For years I told everyone who would listen, “I don’t want to marry a pastor.”
To anyone who asked why, I’d explain, “I don’t want to be known as ‘the pastor’s wife’ instead of by my name.”
For years, I was defined by my relationships to people; I was one of the Edwards family, the pastor’s kid, the principal’s kid, Karissa’s sister, Krystal’s sister, etc.
In college, it finally occurred to me that I could just be “Charity Edwards.” I reveled in and flourished under that realization. I had heaps of fun finding out who I was without having to point at someone else as a reference point.
Once after I graduated college, my family and I met an old lady whom her grandson introduced to everyone as “Grandma.” He actually corrected people who tried to call her by her name. I remember thinking how awful it would be to be old and have no one left to call you by name – to only have a title that is determined by your relationship to someone else.
I so fiercely enjoy being known as my own self that I kind of secretly resent that I might have to change my name someday to my husband’s last name. Of course, my last name right now reflects my relationship to my dad, so…hmmm…maybe my future husband and I can come up with a unique last name for the two of us. (It scares me a bit that I love that idea.)
Of course, I know that I can never be entirely independent and/or undefined by other people. I’m known by the friends I have, the family I love, the coworkers I spend most of my days with. And I know I can never have complete control over outside factors that define people’s perceptions of me; that’s impossible, and I’d stress myself out by trying.
Three things underlie my desire to be identified only as “Charity Edwards” and not as “so-and-so’s something”:
- Control – in choosing what accomplishments people see, what flaws are tucked away, what cultural norms or subcultural habits I adopt or reject.
- Pride – in thinking I’m worth knowing individually, I deserve to be treated uniquely, I should be seen for who I am because I’m enough.
- Fear – of being lost in a group, overlooked in a crowd, unknown as an individual.
Part of the reason for this is undoubtedly my culture that bombards me with the idea that I should unapologetically be myself, that I’m worth the money spent on hair products, that I deserve the best phone on the market, etc.

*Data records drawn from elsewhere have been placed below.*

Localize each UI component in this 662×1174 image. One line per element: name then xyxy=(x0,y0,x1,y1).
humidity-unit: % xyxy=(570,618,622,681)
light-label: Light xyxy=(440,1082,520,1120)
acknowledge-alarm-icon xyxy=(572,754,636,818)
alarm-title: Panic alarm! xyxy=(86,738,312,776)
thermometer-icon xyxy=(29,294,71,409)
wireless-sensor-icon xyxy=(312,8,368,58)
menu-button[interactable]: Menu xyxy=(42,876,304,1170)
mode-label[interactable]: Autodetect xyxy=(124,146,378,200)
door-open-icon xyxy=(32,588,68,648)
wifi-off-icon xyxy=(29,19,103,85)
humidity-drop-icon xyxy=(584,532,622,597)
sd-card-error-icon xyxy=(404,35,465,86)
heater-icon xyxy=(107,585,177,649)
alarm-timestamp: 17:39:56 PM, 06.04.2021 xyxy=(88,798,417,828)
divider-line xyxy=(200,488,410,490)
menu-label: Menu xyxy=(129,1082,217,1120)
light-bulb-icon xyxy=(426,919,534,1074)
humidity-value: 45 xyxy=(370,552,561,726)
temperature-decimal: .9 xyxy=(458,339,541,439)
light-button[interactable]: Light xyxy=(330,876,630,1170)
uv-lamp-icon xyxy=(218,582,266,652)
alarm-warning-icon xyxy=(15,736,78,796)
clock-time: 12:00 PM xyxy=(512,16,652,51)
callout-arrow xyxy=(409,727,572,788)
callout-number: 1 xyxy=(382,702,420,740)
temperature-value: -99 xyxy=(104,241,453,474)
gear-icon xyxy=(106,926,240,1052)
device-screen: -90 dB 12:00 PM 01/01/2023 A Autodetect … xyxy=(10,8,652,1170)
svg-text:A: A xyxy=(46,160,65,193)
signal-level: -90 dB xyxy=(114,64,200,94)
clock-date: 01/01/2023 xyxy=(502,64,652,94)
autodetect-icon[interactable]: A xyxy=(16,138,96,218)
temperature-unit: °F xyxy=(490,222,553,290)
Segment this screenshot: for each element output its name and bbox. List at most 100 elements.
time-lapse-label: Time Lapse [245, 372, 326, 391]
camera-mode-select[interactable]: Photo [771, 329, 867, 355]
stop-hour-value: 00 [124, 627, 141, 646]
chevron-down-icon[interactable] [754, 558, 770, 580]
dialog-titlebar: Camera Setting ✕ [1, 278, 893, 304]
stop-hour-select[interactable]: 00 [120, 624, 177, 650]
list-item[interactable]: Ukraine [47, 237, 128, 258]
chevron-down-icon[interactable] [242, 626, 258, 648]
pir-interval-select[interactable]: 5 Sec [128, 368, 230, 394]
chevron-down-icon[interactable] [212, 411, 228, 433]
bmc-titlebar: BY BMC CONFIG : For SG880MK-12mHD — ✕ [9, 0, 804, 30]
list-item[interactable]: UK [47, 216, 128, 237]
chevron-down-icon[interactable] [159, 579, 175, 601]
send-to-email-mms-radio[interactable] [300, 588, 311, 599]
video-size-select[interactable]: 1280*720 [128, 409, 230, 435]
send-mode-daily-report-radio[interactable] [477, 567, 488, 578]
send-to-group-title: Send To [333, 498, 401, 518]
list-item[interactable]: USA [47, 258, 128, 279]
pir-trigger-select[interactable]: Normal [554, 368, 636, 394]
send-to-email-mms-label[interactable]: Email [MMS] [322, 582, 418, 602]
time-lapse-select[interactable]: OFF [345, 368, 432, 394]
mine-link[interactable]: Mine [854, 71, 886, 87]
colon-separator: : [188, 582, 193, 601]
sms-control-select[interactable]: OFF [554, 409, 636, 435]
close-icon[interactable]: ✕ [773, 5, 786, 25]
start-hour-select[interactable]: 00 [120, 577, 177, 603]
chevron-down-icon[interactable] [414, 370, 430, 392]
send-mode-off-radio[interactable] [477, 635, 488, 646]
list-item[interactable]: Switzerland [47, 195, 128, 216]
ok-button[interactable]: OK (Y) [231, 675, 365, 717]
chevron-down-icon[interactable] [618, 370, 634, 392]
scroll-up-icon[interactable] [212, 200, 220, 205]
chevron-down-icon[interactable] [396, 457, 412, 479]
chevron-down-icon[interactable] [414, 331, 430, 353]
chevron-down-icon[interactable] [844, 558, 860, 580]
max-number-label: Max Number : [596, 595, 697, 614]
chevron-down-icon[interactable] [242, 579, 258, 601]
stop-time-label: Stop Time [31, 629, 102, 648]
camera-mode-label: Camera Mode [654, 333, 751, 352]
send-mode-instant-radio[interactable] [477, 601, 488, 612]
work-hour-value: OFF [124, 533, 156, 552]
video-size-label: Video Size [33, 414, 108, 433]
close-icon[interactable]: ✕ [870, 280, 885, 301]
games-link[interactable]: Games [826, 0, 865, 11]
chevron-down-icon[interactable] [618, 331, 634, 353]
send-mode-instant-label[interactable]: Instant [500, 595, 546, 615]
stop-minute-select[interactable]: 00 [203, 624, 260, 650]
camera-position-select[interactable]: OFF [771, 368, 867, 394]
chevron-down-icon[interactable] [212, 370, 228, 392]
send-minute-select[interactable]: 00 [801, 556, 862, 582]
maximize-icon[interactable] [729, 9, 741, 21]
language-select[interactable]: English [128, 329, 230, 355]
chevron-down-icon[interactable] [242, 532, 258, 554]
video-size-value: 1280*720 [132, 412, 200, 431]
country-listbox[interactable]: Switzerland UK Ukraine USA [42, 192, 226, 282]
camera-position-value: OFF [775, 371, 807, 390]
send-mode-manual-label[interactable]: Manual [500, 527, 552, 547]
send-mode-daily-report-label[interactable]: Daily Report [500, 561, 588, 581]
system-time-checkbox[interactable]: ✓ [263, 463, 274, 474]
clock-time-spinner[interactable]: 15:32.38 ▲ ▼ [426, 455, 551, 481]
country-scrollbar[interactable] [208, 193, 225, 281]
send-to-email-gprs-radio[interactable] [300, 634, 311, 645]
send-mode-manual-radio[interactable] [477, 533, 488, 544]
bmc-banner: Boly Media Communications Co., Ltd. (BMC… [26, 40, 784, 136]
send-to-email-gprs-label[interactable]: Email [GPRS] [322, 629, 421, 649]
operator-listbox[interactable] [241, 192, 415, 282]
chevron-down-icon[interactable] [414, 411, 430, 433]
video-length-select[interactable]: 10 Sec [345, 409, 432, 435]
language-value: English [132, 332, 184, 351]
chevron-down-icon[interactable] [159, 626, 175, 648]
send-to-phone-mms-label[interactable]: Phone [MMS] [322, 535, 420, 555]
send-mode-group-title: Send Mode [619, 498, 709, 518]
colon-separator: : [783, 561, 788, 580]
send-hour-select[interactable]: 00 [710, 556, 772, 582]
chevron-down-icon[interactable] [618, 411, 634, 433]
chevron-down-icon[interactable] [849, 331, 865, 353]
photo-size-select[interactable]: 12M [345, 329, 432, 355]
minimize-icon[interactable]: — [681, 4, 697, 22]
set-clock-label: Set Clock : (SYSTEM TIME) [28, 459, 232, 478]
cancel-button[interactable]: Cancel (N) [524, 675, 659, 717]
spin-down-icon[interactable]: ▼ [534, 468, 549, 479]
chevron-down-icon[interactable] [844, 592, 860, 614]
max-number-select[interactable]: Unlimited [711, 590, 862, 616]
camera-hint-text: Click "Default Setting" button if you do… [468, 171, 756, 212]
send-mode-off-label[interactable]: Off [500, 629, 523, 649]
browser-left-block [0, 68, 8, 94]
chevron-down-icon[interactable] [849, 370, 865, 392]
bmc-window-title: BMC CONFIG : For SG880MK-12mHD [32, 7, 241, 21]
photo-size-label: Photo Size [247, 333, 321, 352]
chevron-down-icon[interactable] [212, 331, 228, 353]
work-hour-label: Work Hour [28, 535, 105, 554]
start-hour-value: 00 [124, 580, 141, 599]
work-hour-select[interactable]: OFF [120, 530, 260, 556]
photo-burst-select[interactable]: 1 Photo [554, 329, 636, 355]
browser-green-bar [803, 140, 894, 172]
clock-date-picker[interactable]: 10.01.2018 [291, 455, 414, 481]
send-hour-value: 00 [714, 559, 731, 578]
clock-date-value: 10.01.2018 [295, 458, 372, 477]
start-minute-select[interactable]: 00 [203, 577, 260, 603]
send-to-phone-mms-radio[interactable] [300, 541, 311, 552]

This is, of course, compounded by the fact that I was homeschooled; my mom and dad told me I was special, and there was never anyone else around to remind me that I was probably quite average.
But that’s a light-hearted, easy reason.
I – like probably everyone else ever in history – desire to be known: deeply, intimately, passionately. I desire to have someone look into my soul, know all my secrets, and still love me and want to do life with me. Not because I have a great family, or I go to a great church, or I have a couple of hotties for roommates; but because I’m me, and that’s enough. Just Charity.
And that’s part of the reason I get so impatient for my future man some days. I think that somehow, marriage will satisfy that melodramatic longing in my soul.
I know that isn’t true, though. I do. The truth, like the lie, is three-fold:
- There is someone who chose me (John 15:16); before I was even a twinkle in my earthly daddy’s eye, I was the apple of my heavenly Father’s (Zechariah 2:8).
- There is someone who has already become my identity because of my relationship to Him (Galatians 3:27), and it’s quite the most wonderful thing in the world.
- There is someone who knows me better than my sister did before she died, better than my parents with whom I share (not quite) everything, better than my roommates or the women in my Bible study (Psalm 139:1-4).
God the Father chose my identity as a daughter/follower of the King (Galatians 4:6) who paid the ultimate price to be related to me (Romans 5:8). Long before I discovered a life outside of my family, I’d already discovered a life inside God’s.
God’s son Jesus reminds me that even I were known as simply “a Christian” – if all that is written on my gravestone is “she loved Jesus” – then that is the greatest identity I could have on this earth (I Corinthians 6:19-20).
God the Holy Spirit knows me deeply, intimately, and so passionately that Jesus died to prove it (I Corinthians 3:16). He made my soul, knows my secrets before I do, and still loves me and gave Jesus’ perfect life in exchange for my wildly imperfect one (Jeremiah 1:5).
The Trinity models what it’s like to be identified by a relationship to someone else. If Jesus had refused to be known by his relationship to His Father, His life would have been pointless. If the Holy Spirit decided to “peace out,” I (and the rest of the world) would be in deep doo-doo. They each identify with each other so that I can identify with them in life and in death.
I think sometimes I see my identity as something that I’m trapped by in this lifetime; I’m trapped by people’s perceptions, mistakes I made, or bad Facebook photos. But in Jesus, I’m free to let all those things go and cling to the God who made me, loves me, and gave Himself for me.
So whether I’m forever the Blithe Bachelorette, or I take on a new last name; whether I am known by my husband’s job, or as “mom”; whether or not I am ever known completely by another person – I can live and die in the knowledge that Jesus is all the identity I need, and it’s an identity immeasurably better than I deserve.